Algo más que la lección bíblica

Líderes de Niños

Cada semana, como maestros, nos preparamos para que nuestras clases impacten la vida de los niños. Buscamos recursos innovadores y ayudas visuales con diseños y colores atractivos. Nos esmeramos por brindarles una narración de la historia bíblica que capte su atención y los haga sentirse parte de la historia, mientras los guiamos a reconocer cómo se relaciona esa situación con lo que ellos viven día a día.

Si eso es lo que haces, ¡eres un gran maestro que busca impactar a sus alumnos con la Palabra de Dios, para que sea ella la que produzca el cambio en sus vidas! Sin embargo, el maestro de maestros nos desafía a dar otro paso, a pensar en algo más que la lección en sí. En Marcos 10.13 – 16, Jesús, con su ejemplo, nos presenta tres “recursos” que debemos tener presentes antes, durante y después de la clase bíblica.

• Jesús les dedicó tiempo a los niños. Mientras “los discípulos regañaron a los padres por molestarlo […] Jesús vio lo que sucedía, se enojó con sus discípulos” (Marcos 10 v. 13 y 14 NTV). Jesús estaba dispuesto y quería ocupar su tiempo con los niños, ellos no eran una molestia para Él. Si pensamos en la agenda del Señor, estaría completa de compromisos, responsabilidades, encuentros para bendecir a otros, visitas para sanar enfermos y mucho más. Sin embargo, hizo un alto en su jornada para estar con los niños.

¿Cuánto de nuestro tiempo dedicamos a nuestros alumnos? ¿Hacemos un alto en nuestras tareas para llamar a ese niño que no estuvo en la clase bíblica? En la semana ¿hacemos contacto para saber cómo sigue la salud de la abuela por la que pidió oración? ¿Dedicamos unos minutos para grabarle un mensaje de cumpleaños?, y ¿para preguntarle cómo le fue en la prueba de la escuela que tanto lo preocupaba? ¿Dedicamos tiempo para orar por cada uno de nuestros alumnos y sus familias?

• Jesús se interesó por los niños. Luego de aclararle a los discípulos que Él tenía tiempo, “…les dijo: ‘Dejen que los niños vengan a mí. ¡No los detengan!’” (v. 14 NTV). El Señor quería escuchar a los niños, como lo hizo con Nicodemo, con la mujer samaritana, con Jairo, con Bartimeo, con los diez leprosos. Jesús quería conectar con los niños y sabía que el interés era la clave para conseguirlo.

¿Cuánto conocemos a nuestros alumnos? ¿Sabemos dónde y con quienes viven? ¿Cuáles son sus necesidades y las de sus familias? ¿Qué les preocupa? ¿Qué les da miedo? ¿Qué les interesa? ¿Cuáles son sus equipos de fútbol favoritos? ¿A quiénes admiran? Deja que los niños se acerquen a ti, no permitas que nada, nadie ni tú mismo se lo impida. Si lo hacen, podrás ayudarles a acercarse a Jesús también.

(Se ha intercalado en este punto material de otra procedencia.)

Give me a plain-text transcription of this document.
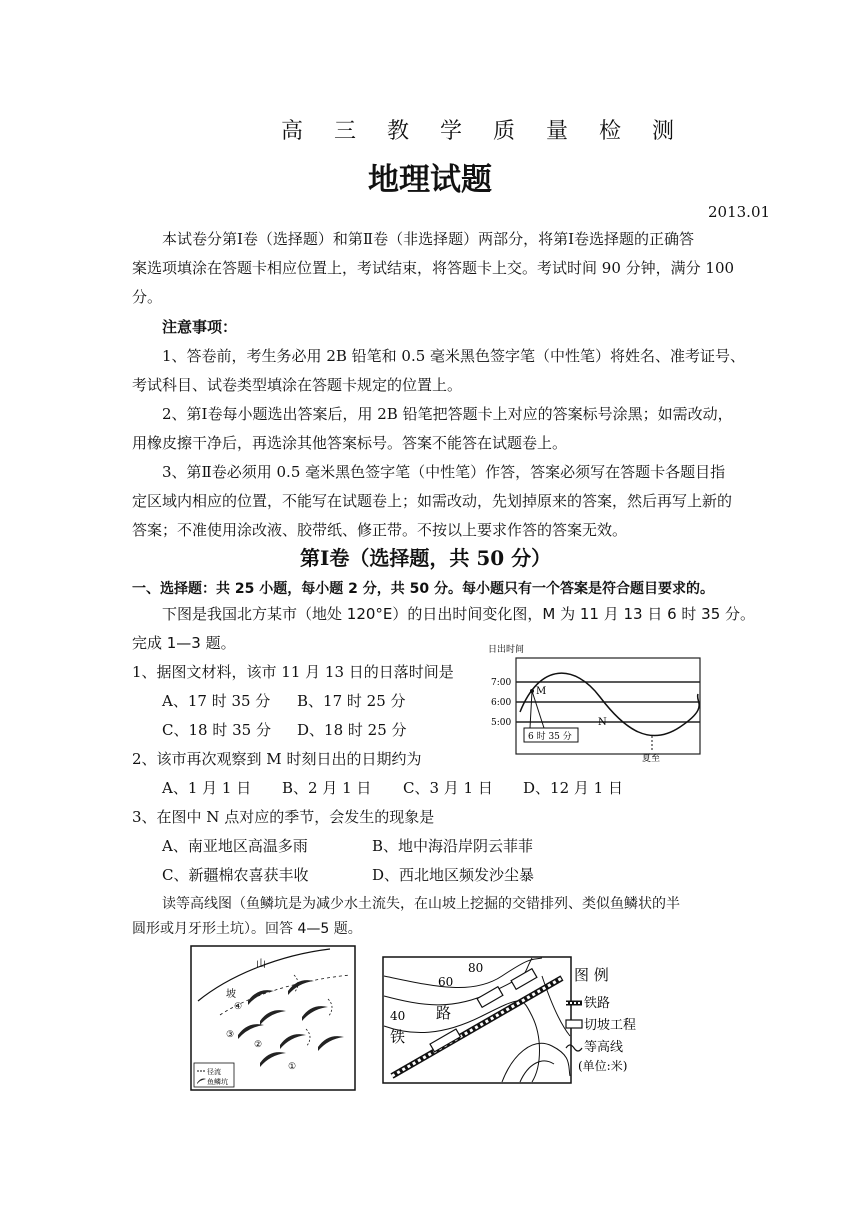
高 三 教 学 质 量 检 测
地理试题
2013.01
本试卷分第Ⅰ卷（选择题）和第Ⅱ卷（非选择题）两部分，将第Ⅰ卷选择题的正确答
案选项填涂在答题卡相应位置上，考试结束，将答题卡上交。考试时间 90 分钟，满分 100
分。
注意事项：
1、答卷前，考生务必用 2B 铅笔和 0.5 毫米黑色签字笔（中性笔）将姓名、准考证号、
考试科目、试卷类型填涂在答题卡规定的位置上。
2、第Ⅰ卷每小题选出答案后，用 2B 铅笔把答题卡上对应的答案标号涂黑；如需改动，
用橡皮擦干净后，再选涂其他答案标号。答案不能答在试题卷上。
3、第Ⅱ卷必须用 0.5 毫米黑色签字笔（中性笔）作答，答案必须写在答题卡各题目指
定区域内相应的位置，不能写在试题卷上；如需改动，先划掉原来的答案，然后再写上新的
答案；不准使用涂改液、胶带纸、修正带。不按以上要求作答的答案无效。
第Ⅰ卷（选择题，共 50 分）
一、选择题：共 25 小题，每小题 2 分，共 50 分。每小题只有一个答案是符合题目要求的。
下图是我国北方某市（地处 120°E）的日出时间变化图，M 为 11 月 13 日 6 时 35 分。
完成 1—3 题。
1、据图文材料，该市 11 月 13 日的日落时间是
A、17 时 35 分 B、17 时 25 分
C、18 时 35 分 D、18 时 25 分
2、该市再次观察到 M 时刻日出的日期约为
A、1 月 1 日 B、2 月 1 日 C、3 月 1 日 D、12 月 1 日
3、在图中 N 点对应的季节，会发生的现象是
A、南亚地区高温多雨	B、地中海沿岸阴云菲菲
C、新疆棉农喜获丰收	D、西北地区频发沙尘暴
读等高线图（鱼鳞坑是为减少水土流失，在山坡上挖掘的交错排列、类似鱼鳞状的半
圆形或月牙形土坑）。回答 4—5 题。
日出时间
7:00
6:00
5:00
M
N
6 时 35 分
夏至
山
坡
④
③
②
①
径流
鱼鳞坑
80
60
40 路
铁
图 例
铁路
切坡工程
等高线
(单位:米)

• Jesús fue cariñoso con los niños. “Entonces tomó a los niños en sus brazos… los bendijo” (v.16 NTV). Seguramente, al igual que los niños de hoy, algunos de ellos estaban hambrientos de cariño y ese abrazo del Maestro marcó sus vidas. ¿Cómo se sienten los niños cuando están en tu clase? ¿Reciben ese abrazo que quizás en casa falta? ¿Se sienten bienvenidos al llegar y bendecidos al irse de la iglesia?

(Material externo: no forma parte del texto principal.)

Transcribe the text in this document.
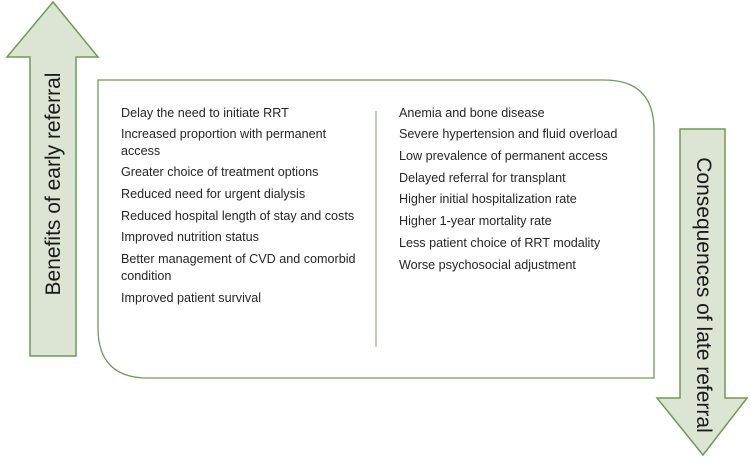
Benefits of early referral	Consequences of late referral
Delay the need to initiate RRT
Increased proportion with permanent access
Greater choice of treatment options
Reduced need for urgent dialysis
Reduced hospital length of stay and costs
Improved nutrition status
Better management of CVD and comorbid condition
Improved patient survival
Anemia and bone disease
Severe hypertension and fluid overload
Low prevalence of permanent access
Delayed referral for transplant
Higher initial hospitalization rate
Higher 1-year mortality rate
Less patient choice of RRT modality
Worse psychosocial adjustment
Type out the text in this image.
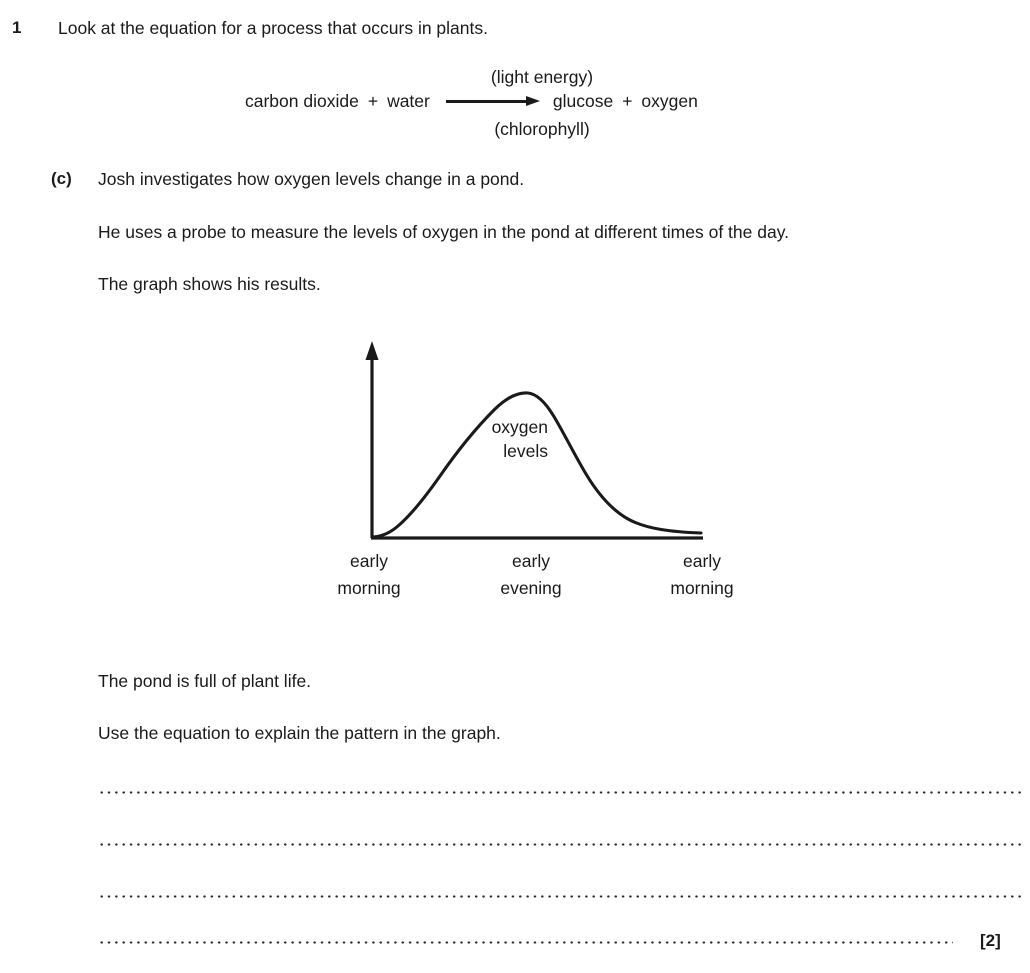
1 Look at the equation for a process that occurs in plants.
(light energy)
carbon dioxide + water	glucose + oxygen
(chlorophyll)
(c) Josh investigates how oxygen levels change in a pond.
He uses a probe to measure the levels of oxygen in the pond at different times of the day.
The graph shows his results.
oxygen
levels
early
morning
early
evening
early
morning
The pond is full of plant life.
Use the equation to explain the pattern in the graph.
[2]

Jesús utilizó el recurso “tiempo” para conectar con los niños, el “interés” para impactar sus vidas y el “cariño” para bendecirlos. Sigamos su ejemplo, utilicemos los mismos recursos antes, durante y después de nuestras clases bíblicas para que nuestros niños se acerquen a Jesús y puedan tener las vidas abundantes que solo El puede brindarles.